Le premier problème, est de récupérer correctement les
cellules ES humaines. En effet, chez les primates, la
couche externe du blastocyste est bien plus dure et
résistante que chez la souris qui est le modèle animal
le plus utilisé. Ne se rompant pas aussi facilement, le
blastocyste n'est pas facile à ouvrir sans altérer la
masse cellulaire interne. Ce problème est cependant
surmontable notamment par de la patience et de la
minutie.
Le second problème, et non le moindre est de contrôler
la différenciation des cellules ES. Ce problème peut
être diviser en deux sous-problèmes: sur quel milieu
cultiver les ES, et comment induire la différenciation
voulue. La question du milieu de culture, qui peut
sembler à première vue facile, ne l'est pas tant que
ça. Comment reproduire artificiellement les conditions
présentes dans l'embryon ? Les milieux de culture
utilisés pour les cultures cellulaires humaines sont
inadaptés aux cellules embryonnaires. Actuellement, les cellules ES sont
cultivées sur milieu nourricier de souris, mais ce
milieu suffira-t-il pour arriver à une différenciation
plus poussée ou plus spécifique que celles
jusqu'auxquelles on arrive actuellement ? Ce n'est pas
sûr. Ensuite, la grande inconnue du moment est de savoir
comment pousser les cellules ES que l'on cultive vers
telle ou telle voie de différenciation. Autrement dit,
quels sont les signaux qui font que dans le
développement embryonnaire certaines ES deviennent des
cellules cardiaques et d'autres des neurones ? Des
équipes ont déjà commencé à travailler sur ce
problème. Voici quelques résultats: un facteur, le LIF
(Leucemic Inhibiting Factor) semble être nécessaire à
la conservation de la pluripotentialité et à une
différenciation ordonnée; des cellules traitées par de
l'acide rétinoïque (un dérivé de la vitamine A) se
transforment en neurones, d'autres facteurs ont permis
d'obtenir des cellules primitives des cellules sanguines,
d'autres cellules ont l'air de se différencier au
contact d'un autre type cellulaire en différenciation;
enfin on suppose que certaines autres se
différencieraient par absence de signal spécifique (voir schémas
explicatifs).Les recherches actuelles permettent
d'espérérer dans un avenir pas trop lointain les types
cellulaires suivant: cellules sanguines, neurones,
cellules des îlots de Langherans (sécrétrices
d'insuline pour traiter les diabétiques), fibroblastes
(pour traiter les brulés), chondrocytes (synthèse de
cartilage pour traiter l'arthrite), cellule endothéliale
(constituant les vaisseaux sanguins pour traiter
l'athérosclérose), cellule musculaire cardiaque (pour
réparer les lésions d'infarctus).
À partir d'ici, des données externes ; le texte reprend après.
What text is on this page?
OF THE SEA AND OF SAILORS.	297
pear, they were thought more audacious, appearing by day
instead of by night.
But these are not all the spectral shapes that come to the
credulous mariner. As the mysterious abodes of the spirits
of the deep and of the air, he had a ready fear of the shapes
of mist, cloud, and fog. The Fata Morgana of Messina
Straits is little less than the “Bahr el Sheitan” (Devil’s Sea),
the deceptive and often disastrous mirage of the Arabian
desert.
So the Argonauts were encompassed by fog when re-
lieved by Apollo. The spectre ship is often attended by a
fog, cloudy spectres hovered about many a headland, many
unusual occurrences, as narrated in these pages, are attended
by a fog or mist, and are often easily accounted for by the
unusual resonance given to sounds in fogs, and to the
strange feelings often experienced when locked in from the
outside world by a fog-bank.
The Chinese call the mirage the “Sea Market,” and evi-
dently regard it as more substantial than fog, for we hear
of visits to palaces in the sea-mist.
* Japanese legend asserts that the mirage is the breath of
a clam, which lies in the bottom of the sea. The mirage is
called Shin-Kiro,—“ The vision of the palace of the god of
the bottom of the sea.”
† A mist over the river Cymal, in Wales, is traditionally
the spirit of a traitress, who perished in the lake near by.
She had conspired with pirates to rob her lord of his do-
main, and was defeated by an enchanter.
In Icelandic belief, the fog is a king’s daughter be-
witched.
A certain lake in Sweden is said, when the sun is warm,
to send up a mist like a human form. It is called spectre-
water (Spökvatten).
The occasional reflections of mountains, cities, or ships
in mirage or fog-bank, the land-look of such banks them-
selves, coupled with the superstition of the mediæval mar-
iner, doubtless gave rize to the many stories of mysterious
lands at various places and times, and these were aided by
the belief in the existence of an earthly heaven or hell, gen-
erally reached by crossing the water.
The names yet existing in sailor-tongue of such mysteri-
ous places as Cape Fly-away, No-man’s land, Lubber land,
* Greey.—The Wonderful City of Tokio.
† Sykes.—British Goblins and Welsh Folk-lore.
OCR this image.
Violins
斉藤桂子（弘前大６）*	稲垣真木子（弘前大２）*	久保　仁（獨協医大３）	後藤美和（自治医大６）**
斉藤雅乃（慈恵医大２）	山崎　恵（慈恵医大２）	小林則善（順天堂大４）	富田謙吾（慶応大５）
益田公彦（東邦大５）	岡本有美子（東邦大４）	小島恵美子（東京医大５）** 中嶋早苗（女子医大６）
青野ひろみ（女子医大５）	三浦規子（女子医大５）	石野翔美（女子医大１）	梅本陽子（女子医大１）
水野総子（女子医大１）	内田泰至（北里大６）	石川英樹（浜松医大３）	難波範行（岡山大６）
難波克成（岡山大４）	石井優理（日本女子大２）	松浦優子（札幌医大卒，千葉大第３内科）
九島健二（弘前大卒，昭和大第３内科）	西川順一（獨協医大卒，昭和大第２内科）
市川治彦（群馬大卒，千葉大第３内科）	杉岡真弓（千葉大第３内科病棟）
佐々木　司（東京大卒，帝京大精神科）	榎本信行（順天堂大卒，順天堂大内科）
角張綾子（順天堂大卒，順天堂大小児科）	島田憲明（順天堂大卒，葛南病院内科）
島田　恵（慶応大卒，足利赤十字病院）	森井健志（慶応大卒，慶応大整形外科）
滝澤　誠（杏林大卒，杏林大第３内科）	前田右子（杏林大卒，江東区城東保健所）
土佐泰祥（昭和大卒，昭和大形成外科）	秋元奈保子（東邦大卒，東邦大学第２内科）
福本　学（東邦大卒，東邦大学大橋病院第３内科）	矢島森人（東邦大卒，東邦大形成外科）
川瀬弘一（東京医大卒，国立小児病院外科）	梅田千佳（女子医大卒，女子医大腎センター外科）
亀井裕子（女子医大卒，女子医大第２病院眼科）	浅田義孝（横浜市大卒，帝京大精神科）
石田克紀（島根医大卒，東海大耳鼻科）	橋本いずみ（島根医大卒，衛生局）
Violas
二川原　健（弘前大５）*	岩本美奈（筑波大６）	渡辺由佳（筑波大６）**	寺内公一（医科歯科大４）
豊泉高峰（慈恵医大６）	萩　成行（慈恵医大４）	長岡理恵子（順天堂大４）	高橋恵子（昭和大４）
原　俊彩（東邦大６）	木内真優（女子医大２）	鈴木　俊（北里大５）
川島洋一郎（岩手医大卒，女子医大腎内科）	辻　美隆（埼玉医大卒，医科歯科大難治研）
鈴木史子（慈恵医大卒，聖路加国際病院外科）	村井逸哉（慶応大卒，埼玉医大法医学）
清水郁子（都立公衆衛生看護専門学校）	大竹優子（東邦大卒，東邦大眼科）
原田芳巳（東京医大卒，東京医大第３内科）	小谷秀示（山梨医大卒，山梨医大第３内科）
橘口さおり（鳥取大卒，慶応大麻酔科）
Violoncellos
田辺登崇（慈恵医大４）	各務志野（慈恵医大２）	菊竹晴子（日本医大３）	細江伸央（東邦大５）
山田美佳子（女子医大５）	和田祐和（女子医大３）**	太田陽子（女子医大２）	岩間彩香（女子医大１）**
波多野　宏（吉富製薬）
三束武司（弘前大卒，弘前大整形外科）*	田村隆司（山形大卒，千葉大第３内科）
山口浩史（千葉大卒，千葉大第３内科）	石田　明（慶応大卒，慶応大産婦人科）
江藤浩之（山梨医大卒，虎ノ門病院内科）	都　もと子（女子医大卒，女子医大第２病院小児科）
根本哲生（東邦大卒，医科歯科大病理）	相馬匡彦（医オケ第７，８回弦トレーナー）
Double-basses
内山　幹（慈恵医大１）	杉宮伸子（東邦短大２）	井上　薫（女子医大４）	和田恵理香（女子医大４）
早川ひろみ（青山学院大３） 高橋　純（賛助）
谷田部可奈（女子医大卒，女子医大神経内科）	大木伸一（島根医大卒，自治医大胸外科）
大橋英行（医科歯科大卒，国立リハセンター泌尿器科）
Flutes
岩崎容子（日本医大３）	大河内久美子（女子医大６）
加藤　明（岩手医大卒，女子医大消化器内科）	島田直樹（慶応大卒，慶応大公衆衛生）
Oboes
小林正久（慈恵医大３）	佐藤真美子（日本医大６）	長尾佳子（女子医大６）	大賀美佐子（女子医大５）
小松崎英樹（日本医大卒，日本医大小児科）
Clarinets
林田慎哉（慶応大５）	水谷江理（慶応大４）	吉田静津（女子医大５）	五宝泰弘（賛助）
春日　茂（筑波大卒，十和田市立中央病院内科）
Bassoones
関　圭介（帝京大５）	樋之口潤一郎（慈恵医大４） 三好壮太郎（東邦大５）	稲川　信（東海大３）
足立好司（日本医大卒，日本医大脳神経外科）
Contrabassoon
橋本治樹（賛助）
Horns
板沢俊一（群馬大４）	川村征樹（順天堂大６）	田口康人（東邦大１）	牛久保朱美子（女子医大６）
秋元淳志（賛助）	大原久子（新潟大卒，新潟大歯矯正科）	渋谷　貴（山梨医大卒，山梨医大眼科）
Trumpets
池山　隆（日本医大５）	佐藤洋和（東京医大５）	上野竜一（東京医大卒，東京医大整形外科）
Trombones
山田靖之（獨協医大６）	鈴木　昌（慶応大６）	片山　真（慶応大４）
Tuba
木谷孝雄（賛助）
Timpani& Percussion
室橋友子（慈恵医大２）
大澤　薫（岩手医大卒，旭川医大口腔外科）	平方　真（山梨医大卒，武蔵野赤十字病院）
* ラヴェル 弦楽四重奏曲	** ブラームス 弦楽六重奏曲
Une autre approche a
été d'injecter des cellules ES dans une souris adulte
en supposant que les facteurs exprimés chez la souris
pour la régénération tissulaire auraient un effet de
différenciation sur les ES. Une partie de l'article de
J.Thomson du 6 novembre 1998, révêlant l'obtention de
cellules ES humaines raconte une telle expérience. Des
cellules ES humaines injectées sous la peau d'une souris
ont donné de l'épithélium tapissant normalement
l'intestion, de l'os, du cartilage, du muscle et même un
précurseur du tissu nerveux. Une autre expérience a
été réalisé en injectant des ES dans le cerveau d'une
souris. On a obtenu des cellules avec des prolongement
axonaux ressemblant à des neurones, certaines cellules
possédant même l'enzyme nécéssaire à la synthèse de
dopamine. Cependant on ignore si les neurones ainsi
obtenus sont fonctionnels et on ignore aussi pourquoi on
obtient le même type de cellules avec une injection d'ES
près des reins.
Cependant, une fois maîtrisé le problème de la
différenciation, se pose un autre problème: le
contrôle de la pureté tissulaire. En effet, il faut
s'assurer avant une éventuelle transplantation que le
tissu néoformé ne contient que le bon type de cellules.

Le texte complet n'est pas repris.